SQLite Forum

memory vs mmap
Login
Thanks for the technical information, but I don't understand why you are expecting variable results from the same data file. ie sometimes 2.5X slower (with short runs), sometimes 20X slower (in long runs). ie compared to memory.

Basically if we use an input file with 1000 records in it, and it takes 1 minute (while accessing the read-only 1.6 GB database on a network drive), then I expect that if we process 10,000 records that it should take 10 minutes.

But that is not what we see. For a single job on a single machine, every time we process larger amounts of data it starts getting "exponentially" slower.

It is somewhat amusing that this word was used to report the problem instead of focusing on the numbers, because the developer thought it was an odd complaint, and said that yes, it will obviously increase exponentially as you give it larger input files, but when I was presented with the numbers myself, I asked him what his expectations were (like above), he did in fact expect it to SCALE, and he agreed that "exponential" was the wrong word to use.

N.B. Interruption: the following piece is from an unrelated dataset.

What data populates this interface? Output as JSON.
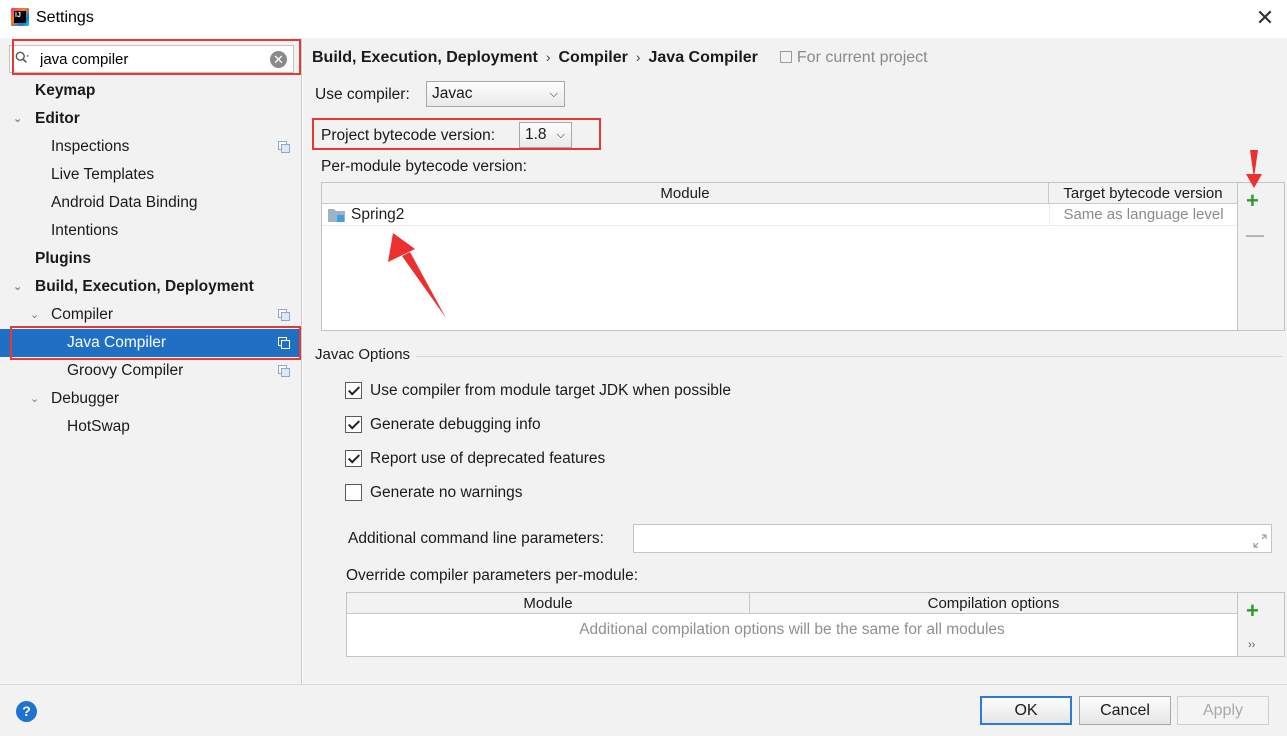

I then told him IT WASN'T SCALING AS EXPECTED. And only then did he actually start investigating the problem and it was actually him who somehow thought to try putting the database in /tmp which he somehow knew wasn't on the network.

I had previously been telling him that disks are cached in memory, so it isn't an issue with disk speed. I didn't expect that in 2021 I would be in a commercial environment where we had uncached disks, which effectively bypasses decades of ridiculously high CPU clock speeds and ridiculous amounts of memory. I started using SMARTDRV.SYS in 1991 with MSDOS 5.0. After a fairly short number of years, the OSes started doing the caching automatically and unconditionally and without scope for user configuration, so that was the end of any disk caching interest.

Until someone said "NFS3" and someone else said "delegations".